Willermark: Ich habe über meinen Vater schon als Kind Kontakt zur Heilsarmee bekommen und war dort in der Pfadfinder-Bewegung aktiv. Im Laufe der Jahre haben sich Freundschaften entwickelt und man hat begonnen, gemeinsam Gutes zu tun. Druck von außen habe ich dabei nie verspürt. Es war mehr die Gewissheit, von Gott berufen zu sein, die mich bei der Heilsarmee aktiv werden ließ. 1980 bin ich dort Offizierin, also Pastorin, geworden und habe mich schon früh mit dem internationalen Austausch beschäftigt. Ich finde andere Kulturen und auch anderes Essen interessant. Es ist ein Teil meines Lebens.

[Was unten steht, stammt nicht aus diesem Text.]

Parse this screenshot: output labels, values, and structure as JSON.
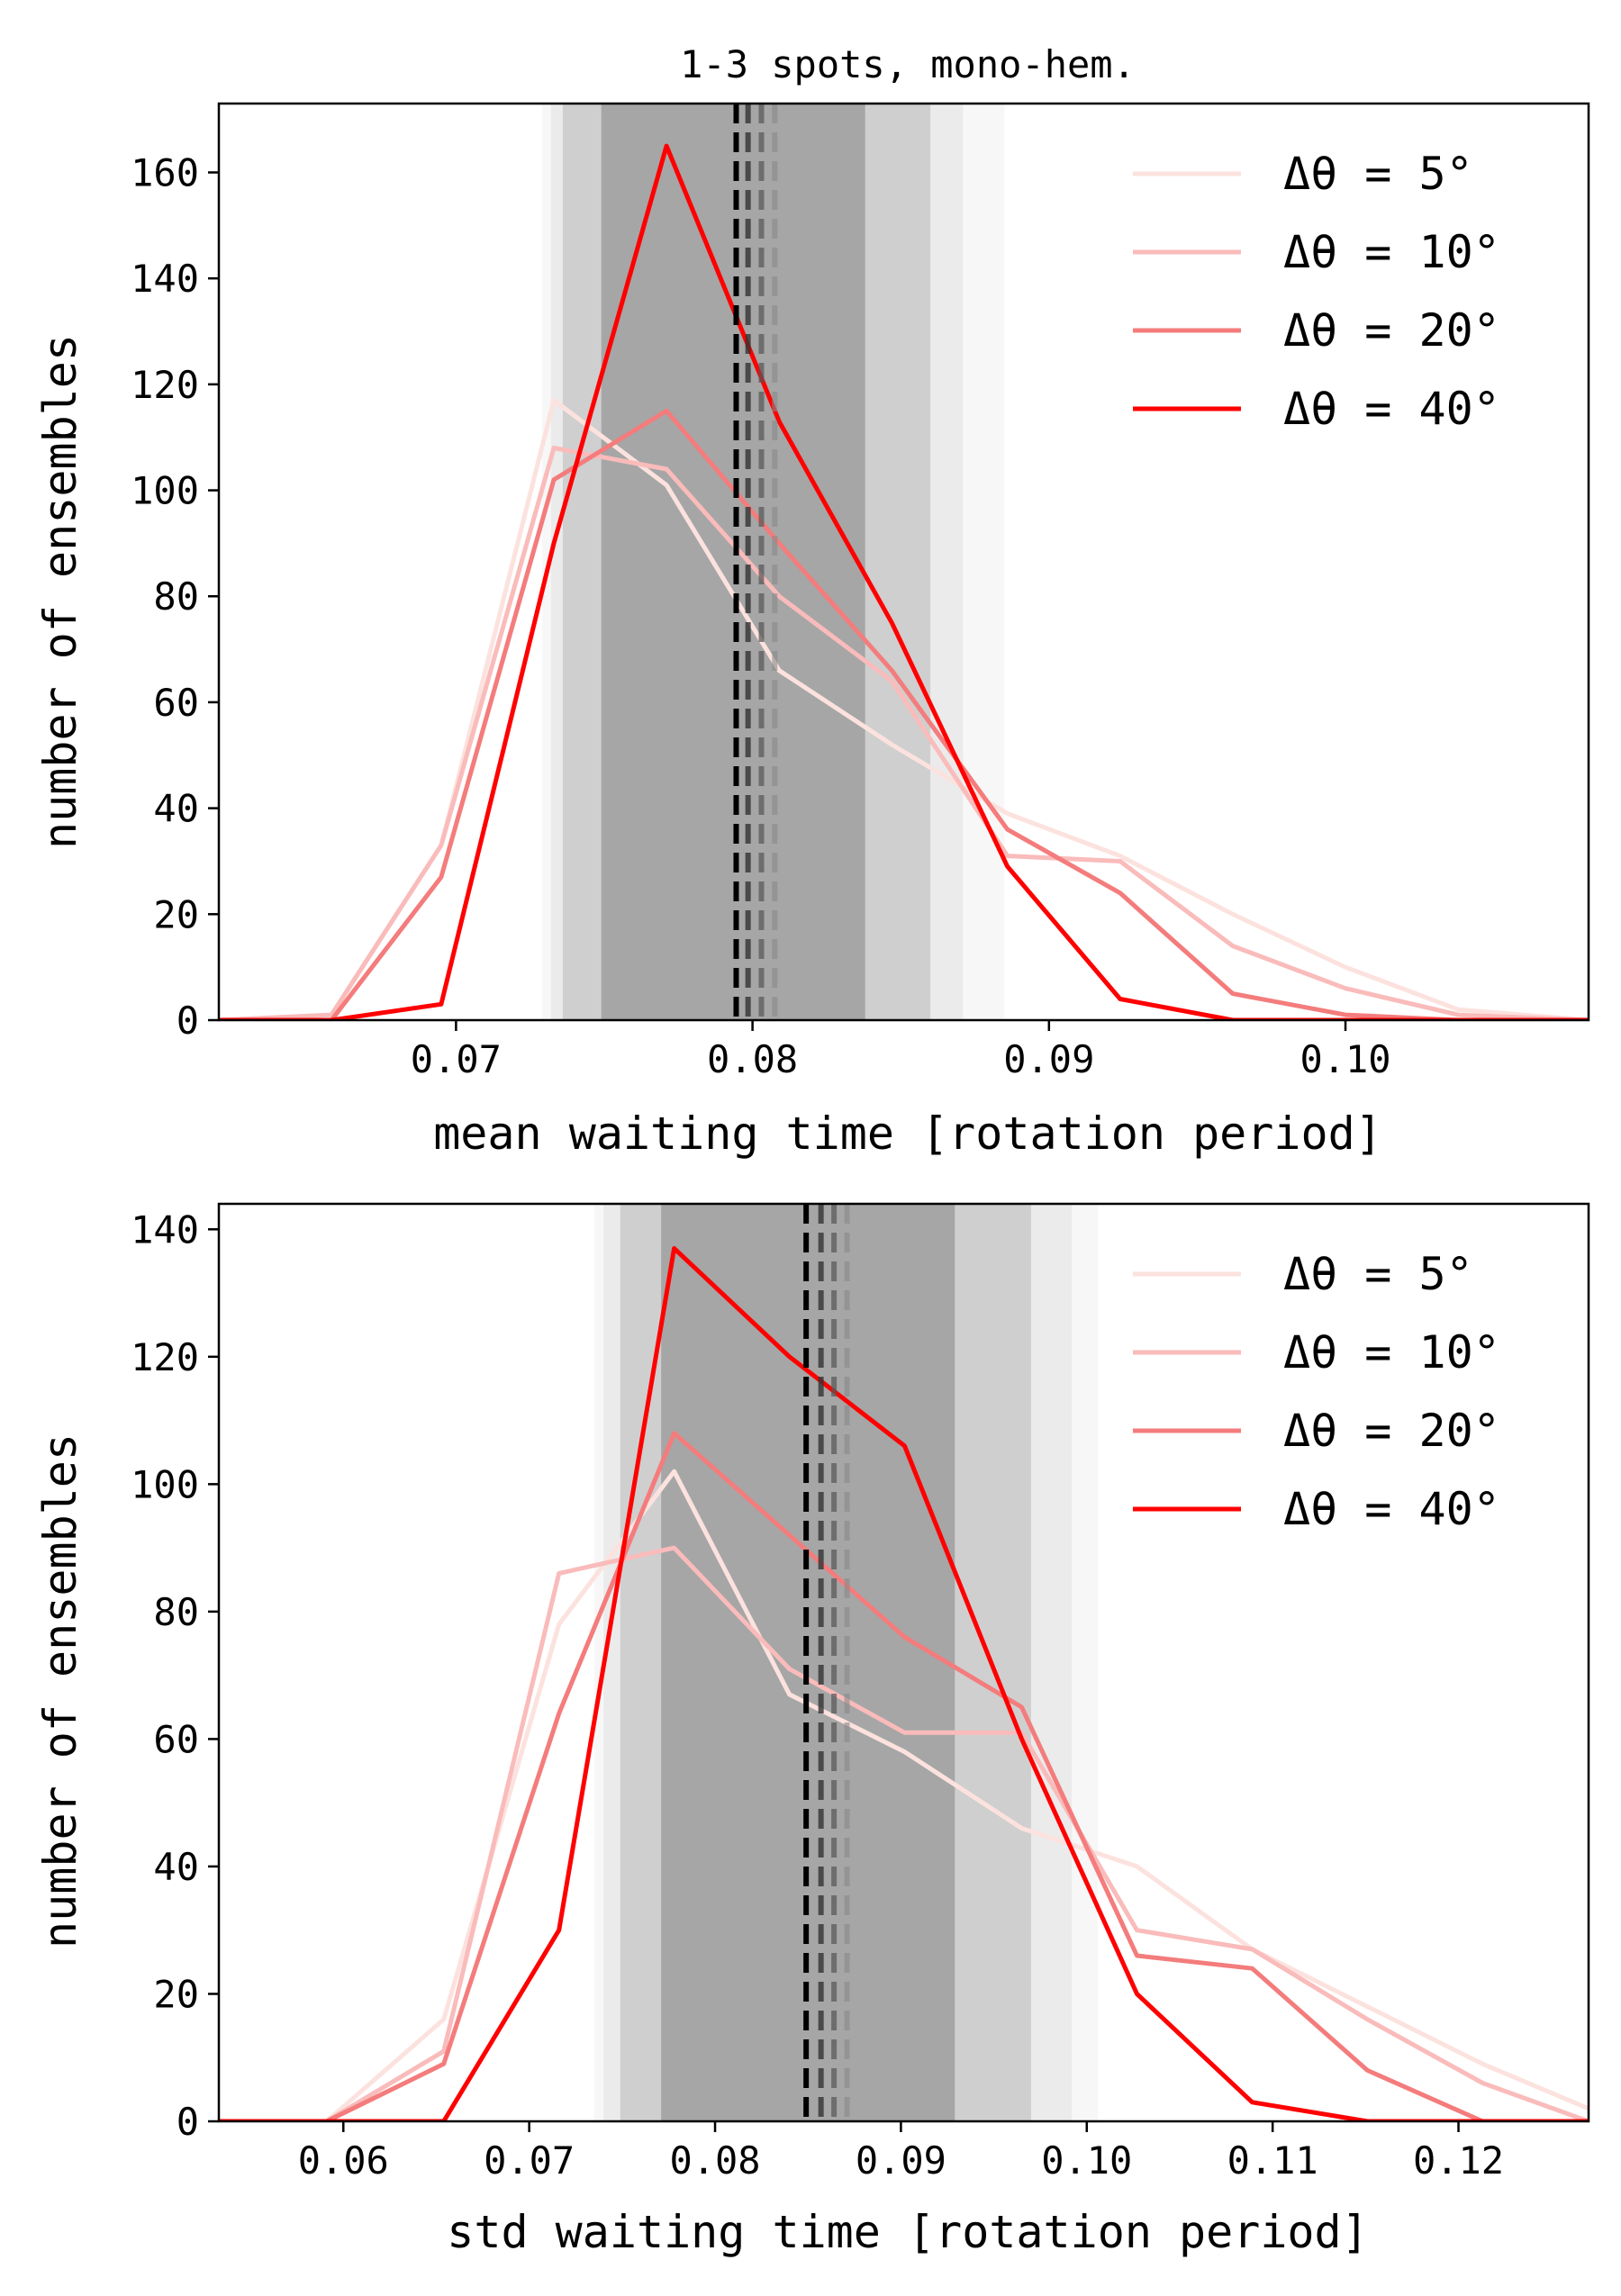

Gönnen Sie sich auch mal ein Kölsch?
Willermark: Wichtig ist für uns die Solidarität mit Menschen, die mit Alkohol oder Drogen Probleme haben. Deshalb verzichten wir auf Drogen wie Alkohol und Zigaretten. Ich habe gerade in Deutschland den Eindruck, dass zu viel geraucht wird und dass Alkohol- und Drogenmissbrauch ganze Familien zerstören. Viele Menschen verlieren so ihren Lebensstandard und landen oft als Obdachlose auf der Straße. Und das sind ganz normale Durchschnittsdeutsche, darunter auch tragischerweise sehr viele junge Menschen. Auf diesem Gebiet ist die Heilsarmee sehr aktiv, um zu helfen.

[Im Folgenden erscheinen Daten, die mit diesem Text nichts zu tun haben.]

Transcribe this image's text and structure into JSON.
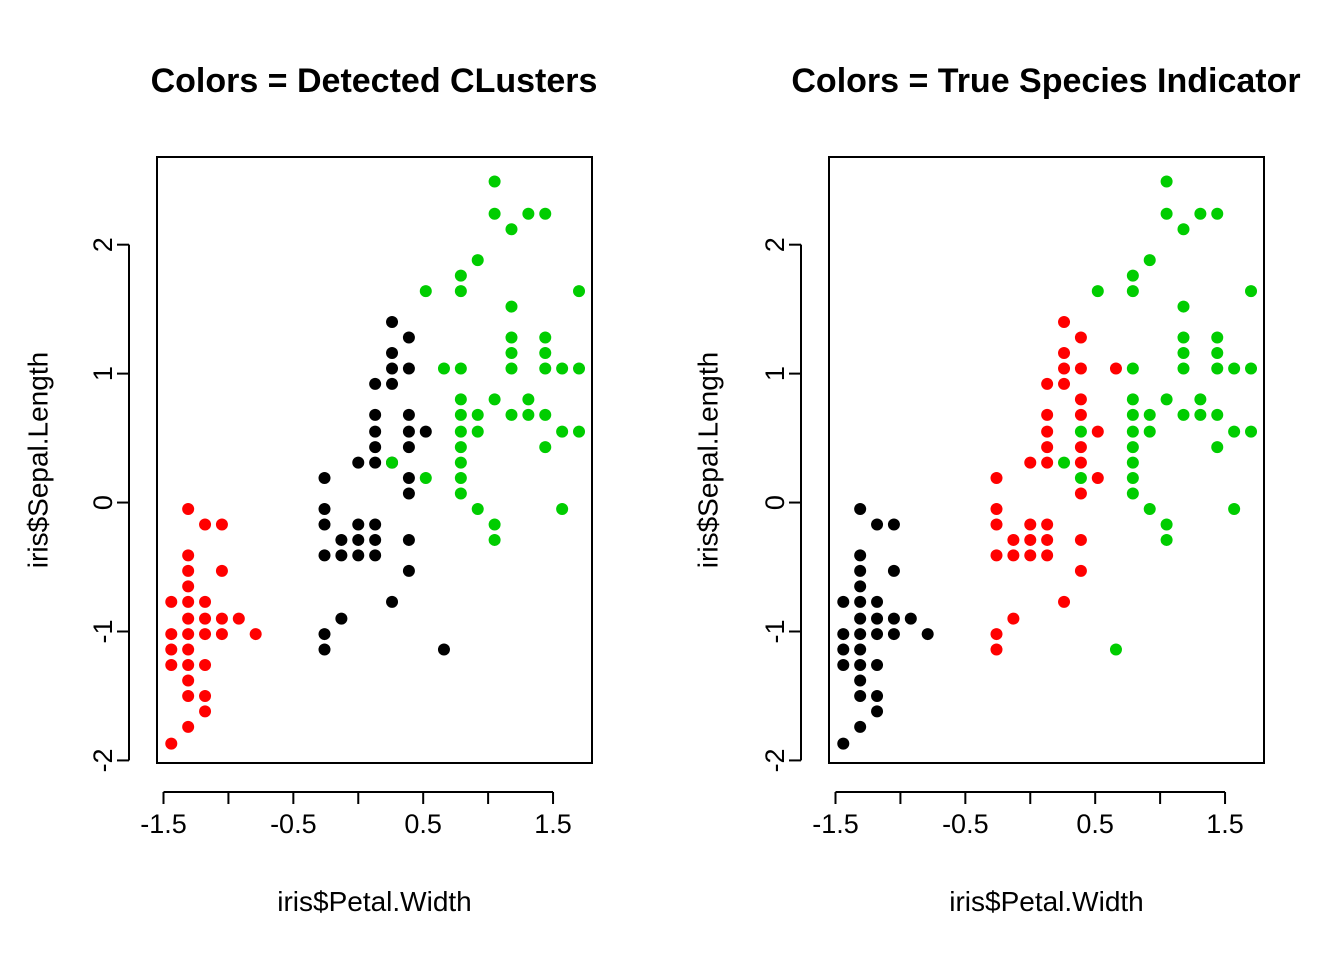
{
  "colors": {
    "red": "#FF0000",
    "black": "#000000",
    "green": "#00CD00"
  },
  "chart_data": [
    {
      "type": "scatter",
      "title": "Colors = Detected CLusters",
      "xlabel": "iris$Petal.Width",
      "ylabel": "iris$Sepal.Length",
      "xticks": [
        "-1.5",
        "-0.5",
        "0.5",
        "1.5"
      ],
      "yticks": [
        "-2",
        "-1",
        "0",
        "1",
        "2"
      ],
      "xlim": [
        -1.55,
        1.8
      ],
      "ylim": [
        -2.02,
        2.68
      ],
      "grid": false,
      "legend": "none",
      "series": [
        {
          "color": "red",
          "points": [
            [
              -1.44,
              -0.77
            ],
            [
              -1.44,
              -1.02
            ],
            [
              -1.44,
              -1.14
            ],
            [
              -1.44,
              -1.26
            ],
            [
              -1.44,
              -1.87
            ],
            [
              -1.31,
              -0.05
            ],
            [
              -1.31,
              -0.41
            ],
            [
              -1.31,
              -0.53
            ],
            [
              -1.31,
              -0.65
            ],
            [
              -1.31,
              -0.77
            ],
            [
              -1.31,
              -0.9
            ],
            [
              -1.31,
              -1.02
            ],
            [
              -1.31,
              -1.14
            ],
            [
              -1.31,
              -1.26
            ],
            [
              -1.31,
              -1.38
            ],
            [
              -1.31,
              -1.5
            ],
            [
              -1.31,
              -1.74
            ],
            [
              -1.18,
              -0.17
            ],
            [
              -1.18,
              -0.77
            ],
            [
              -1.18,
              -0.9
            ],
            [
              -1.18,
              -1.02
            ],
            [
              -1.18,
              -1.26
            ],
            [
              -1.18,
              -1.5
            ],
            [
              -1.18,
              -1.62
            ],
            [
              -1.05,
              -0.17
            ],
            [
              -1.05,
              -0.53
            ],
            [
              -1.05,
              -0.9
            ],
            [
              -1.05,
              -1.02
            ],
            [
              -0.92,
              -0.9
            ],
            [
              -0.79,
              -1.02
            ]
          ]
        },
        {
          "color": "black",
          "points": [
            [
              -0.26,
              0.19
            ],
            [
              -0.26,
              -0.05
            ],
            [
              -0.26,
              -0.17
            ],
            [
              -0.26,
              -0.41
            ],
            [
              -0.26,
              -1.02
            ],
            [
              -0.26,
              -1.14
            ],
            [
              -0.13,
              -0.29
            ],
            [
              -0.13,
              -0.41
            ],
            [
              -0.13,
              -0.9
            ],
            [
              0.0,
              0.31
            ],
            [
              0.0,
              -0.17
            ],
            [
              0.0,
              -0.29
            ],
            [
              0.0,
              -0.41
            ],
            [
              0.13,
              0.92
            ],
            [
              0.13,
              0.68
            ],
            [
              0.13,
              0.55
            ],
            [
              0.13,
              0.43
            ],
            [
              0.13,
              0.31
            ],
            [
              0.13,
              -0.17
            ],
            [
              0.13,
              -0.29
            ],
            [
              0.13,
              -0.41
            ],
            [
              0.26,
              1.4
            ],
            [
              0.26,
              1.16
            ],
            [
              0.26,
              1.04
            ],
            [
              0.26,
              0.92
            ],
            [
              0.26,
              0.31
            ],
            [
              0.26,
              -0.77
            ],
            [
              0.39,
              1.28
            ],
            [
              0.39,
              1.04
            ],
            [
              0.39,
              0.68
            ],
            [
              0.39,
              0.55
            ],
            [
              0.39,
              0.43
            ],
            [
              0.39,
              0.19
            ],
            [
              0.39,
              0.07
            ],
            [
              0.39,
              -0.29
            ],
            [
              0.39,
              -0.53
            ],
            [
              0.52,
              0.55
            ],
            [
              0.66,
              -1.14
            ]
          ]
        },
        {
          "color": "green",
          "points": [
            [
              0.52,
              1.64
            ],
            [
              0.52,
              0.19
            ],
            [
              0.66,
              1.04
            ],
            [
              0.79,
              1.76
            ],
            [
              0.79,
              1.64
            ],
            [
              0.79,
              1.04
            ],
            [
              0.79,
              0.8
            ],
            [
              0.79,
              0.68
            ],
            [
              0.79,
              0.55
            ],
            [
              0.79,
              0.43
            ],
            [
              0.79,
              0.31
            ],
            [
              0.79,
              0.19
            ],
            [
              0.79,
              0.07
            ],
            [
              0.92,
              1.88
            ],
            [
              0.92,
              0.68
            ],
            [
              0.92,
              0.55
            ],
            [
              0.92,
              -0.05
            ],
            [
              1.05,
              2.49
            ],
            [
              1.05,
              2.24
            ],
            [
              1.05,
              0.8
            ],
            [
              1.05,
              -0.17
            ],
            [
              1.05,
              -0.29
            ],
            [
              1.18,
              2.12
            ],
            [
              1.18,
              1.52
            ],
            [
              1.18,
              1.28
            ],
            [
              1.18,
              1.16
            ],
            [
              1.18,
              1.04
            ],
            [
              1.18,
              0.68
            ],
            [
              1.31,
              2.24
            ],
            [
              1.31,
              0.8
            ],
            [
              1.31,
              0.68
            ],
            [
              1.44,
              2.24
            ],
            [
              1.44,
              1.28
            ],
            [
              1.44,
              1.16
            ],
            [
              1.44,
              1.04
            ],
            [
              1.44,
              0.68
            ],
            [
              1.44,
              0.43
            ],
            [
              1.57,
              1.04
            ],
            [
              1.57,
              0.55
            ],
            [
              1.57,
              -0.05
            ],
            [
              1.7,
              1.64
            ],
            [
              1.7,
              1.04
            ],
            [
              1.7,
              0.55
            ]
          ]
        },
        {
          "color": "green",
          "points": [
            [
              0.26,
              0.31
            ]
          ]
        }
      ]
    },
    {
      "type": "scatter",
      "title": "Colors = True Species Indicator",
      "xlabel": "iris$Petal.Width",
      "ylabel": "iris$Sepal.Length",
      "xticks": [
        "-1.5",
        "-0.5",
        "0.5",
        "1.5"
      ],
      "yticks": [
        "-2",
        "-1",
        "0",
        "1",
        "2"
      ],
      "xlim": [
        -1.55,
        1.8
      ],
      "ylim": [
        -2.02,
        2.68
      ],
      "grid": false,
      "legend": "none",
      "series": [
        {
          "color": "black",
          "points": [
            [
              -1.44,
              -0.77
            ],
            [
              -1.44,
              -1.02
            ],
            [
              -1.44,
              -1.14
            ],
            [
              -1.44,
              -1.26
            ],
            [
              -1.44,
              -1.87
            ],
            [
              -1.31,
              -0.05
            ],
            [
              -1.31,
              -0.41
            ],
            [
              -1.31,
              -0.53
            ],
            [
              -1.31,
              -0.65
            ],
            [
              -1.31,
              -0.77
            ],
            [
              -1.31,
              -0.9
            ],
            [
              -1.31,
              -1.02
            ],
            [
              -1.31,
              -1.14
            ],
            [
              -1.31,
              -1.26
            ],
            [
              -1.31,
              -1.38
            ],
            [
              -1.31,
              -1.5
            ],
            [
              -1.31,
              -1.74
            ],
            [
              -1.18,
              -0.17
            ],
            [
              -1.18,
              -0.77
            ],
            [
              -1.18,
              -0.9
            ],
            [
              -1.18,
              -1.02
            ],
            [
              -1.18,
              -1.26
            ],
            [
              -1.18,
              -1.5
            ],
            [
              -1.18,
              -1.62
            ],
            [
              -1.05,
              -0.17
            ],
            [
              -1.05,
              -0.53
            ],
            [
              -1.05,
              -0.9
            ],
            [
              -1.05,
              -1.02
            ],
            [
              -0.92,
              -0.9
            ],
            [
              -0.79,
              -1.02
            ]
          ]
        },
        {
          "color": "red",
          "points": [
            [
              -0.26,
              0.19
            ],
            [
              -0.26,
              -0.05
            ],
            [
              -0.26,
              -0.17
            ],
            [
              -0.26,
              -0.41
            ],
            [
              -0.26,
              -1.02
            ],
            [
              -0.26,
              -1.14
            ],
            [
              -0.13,
              -0.29
            ],
            [
              -0.13,
              -0.41
            ],
            [
              -0.13,
              -0.9
            ],
            [
              0.0,
              0.31
            ],
            [
              0.0,
              -0.17
            ],
            [
              0.0,
              -0.29
            ],
            [
              0.0,
              -0.41
            ],
            [
              0.13,
              0.92
            ],
            [
              0.13,
              0.68
            ],
            [
              0.13,
              0.55
            ],
            [
              0.13,
              0.43
            ],
            [
              0.13,
              0.31
            ],
            [
              0.13,
              -0.17
            ],
            [
              0.13,
              -0.29
            ],
            [
              0.13,
              -0.41
            ],
            [
              0.26,
              1.4
            ],
            [
              0.26,
              1.16
            ],
            [
              0.26,
              1.04
            ],
            [
              0.26,
              0.92
            ],
            [
              0.26,
              -0.77
            ],
            [
              0.39,
              1.28
            ],
            [
              0.39,
              1.04
            ],
            [
              0.39,
              0.8
            ],
            [
              0.39,
              0.68
            ],
            [
              0.39,
              0.43
            ],
            [
              0.39,
              0.31
            ],
            [
              0.39,
              0.07
            ],
            [
              0.39,
              -0.29
            ],
            [
              0.39,
              -0.53
            ],
            [
              0.52,
              0.55
            ],
            [
              0.52,
              0.19
            ],
            [
              0.66,
              1.04
            ]
          ]
        },
        {
          "color": "green",
          "points": [
            [
              0.26,
              0.31
            ],
            [
              0.39,
              0.55
            ],
            [
              0.39,
              0.19
            ],
            [
              0.66,
              -1.14
            ],
            [
              0.79,
              1.76
            ],
            [
              0.79,
              1.64
            ],
            [
              0.79,
              1.04
            ],
            [
              0.79,
              0.8
            ],
            [
              0.79,
              0.68
            ],
            [
              0.79,
              0.55
            ],
            [
              0.79,
              0.43
            ],
            [
              0.79,
              0.31
            ],
            [
              0.79,
              0.19
            ],
            [
              0.79,
              0.07
            ],
            [
              0.92,
              1.88
            ],
            [
              0.92,
              0.68
            ],
            [
              0.92,
              0.55
            ],
            [
              0.92,
              -0.05
            ],
            [
              1.05,
              2.49
            ],
            [
              1.05,
              2.24
            ],
            [
              1.05,
              0.8
            ],
            [
              1.05,
              -0.17
            ],
            [
              1.05,
              -0.29
            ],
            [
              1.18,
              2.12
            ],
            [
              1.18,
              1.52
            ],
            [
              1.18,
              1.28
            ],
            [
              1.18,
              1.16
            ],
            [
              1.18,
              1.04
            ],
            [
              1.18,
              0.68
            ],
            [
              1.31,
              2.24
            ],
            [
              1.31,
              0.8
            ],
            [
              1.31,
              0.68
            ],
            [
              1.44,
              2.24
            ],
            [
              1.44,
              1.28
            ],
            [
              1.44,
              1.16
            ],
            [
              1.44,
              1.04
            ],
            [
              1.44,
              0.68
            ],
            [
              1.44,
              0.43
            ],
            [
              1.57,
              1.04
            ],
            [
              1.57,
              0.55
            ],
            [
              1.57,
              -0.05
            ],
            [
              1.7,
              1.64
            ],
            [
              1.7,
              1.04
            ],
            [
              1.7,
              0.55
            ],
            [
              0.52,
              1.64
            ]
          ]
        }
      ]
    }
  ]
}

Wie wichtig ist der Glaube für Sie und auch für die Arbeit der Heilsarmee?
Willermark: Der Glaube ist die Basis unserer Arbeit und ein wichtiger Wert in unserer Gesellschaft. Gott will, dass wir hier auf der Erde ein erfülltes Leben haben. Und unser Dienst in der Heilsarmee ist motiviert von der Liebe zu Gott. Er hat uns den Auftrag gegeben, in die Welt zu gehen und Menschen, die Probleme haben, zu unterstützen. Dabei spielt es keine Rolle, zu welcher Religion diese Menschen gehören, oder ob sie ungläubig sind.
Was tut die Heilsarmee ganz praktisch, um Menschen in Not zu helfen?

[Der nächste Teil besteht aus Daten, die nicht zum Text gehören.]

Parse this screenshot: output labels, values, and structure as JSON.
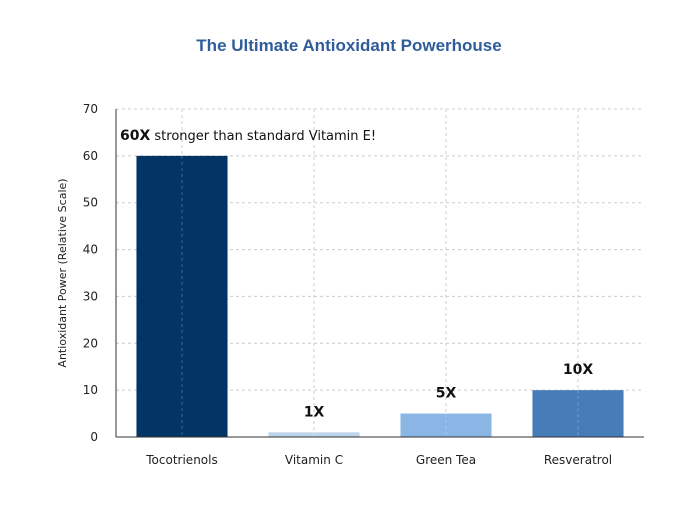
{
  "chart_data": {
    "type": "bar",
    "title": "The Ultimate Antioxidant Powerhouse",
    "xlabel": "",
    "ylabel": "Antioxidant Power (Relative Scale)",
    "categories": [
      "Tocotrienols",
      "Vitamin C",
      "Green Tea",
      "Resveratrol"
    ],
    "values": [
      60,
      1,
      5,
      10
    ],
    "colors": [
      "#033466",
      "#bdd5ea",
      "#8ab6e6",
      "#467db8"
    ],
    "ylim": [
      0,
      70
    ],
    "yticks": [
      0,
      10,
      20,
      30,
      40,
      50,
      60,
      70
    ],
    "grid": true,
    "annotations": [
      {
        "category": "Tocotrienols",
        "bold": "60X",
        "text": " stronger than standard Vitamin E!"
      },
      {
        "category": "Vitamin C",
        "bold": "1X",
        "text": ""
      },
      {
        "category": "Green Tea",
        "bold": "5X",
        "text": ""
      },
      {
        "category": "Resveratrol",
        "bold": "10X",
        "text": ""
      }
    ]
  }
}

Willermark: Neben unserer Gemeindearbeit — die Heilsarmee ist ja eine evangelische Freikirche — leisten wir auch soziale Dienste. Diese unterteilen sich in einen professionellen Bereich, überwiegend in unseren Sozialeinrichtungen, und in ehrenamtliches Engagement, das vorwiegend in unseren Gemeinden stattfindet. So unterhalten wir Wohn- und Übernachtsheime sowie sozialtherapeutische Einrichtungen und Beratungsstellen. Hier sind wir an vielen Plätzen in Deutschland aktiv und leisten eine ganz praktische Hilfe für Menschen in Not. Dazu gehört auch ein niederschwelliges Angebot in der Sozialarbeit, wie das Verteilen von Suppe, Programme für Kinder und Familien oder die Nachbarschaftshilfe. Wir haben hier in der Südstadt zum Beispiel einen Winterspielplatz, der sehr gerne genutzt wird, weil es hier sonst in der kalten Jahreszeit wenige Angebote für junge Familien gibt.
Warum gibt es bei der Heilsarmee noch militärische Elemente wie Uniformen oder Dienstränge?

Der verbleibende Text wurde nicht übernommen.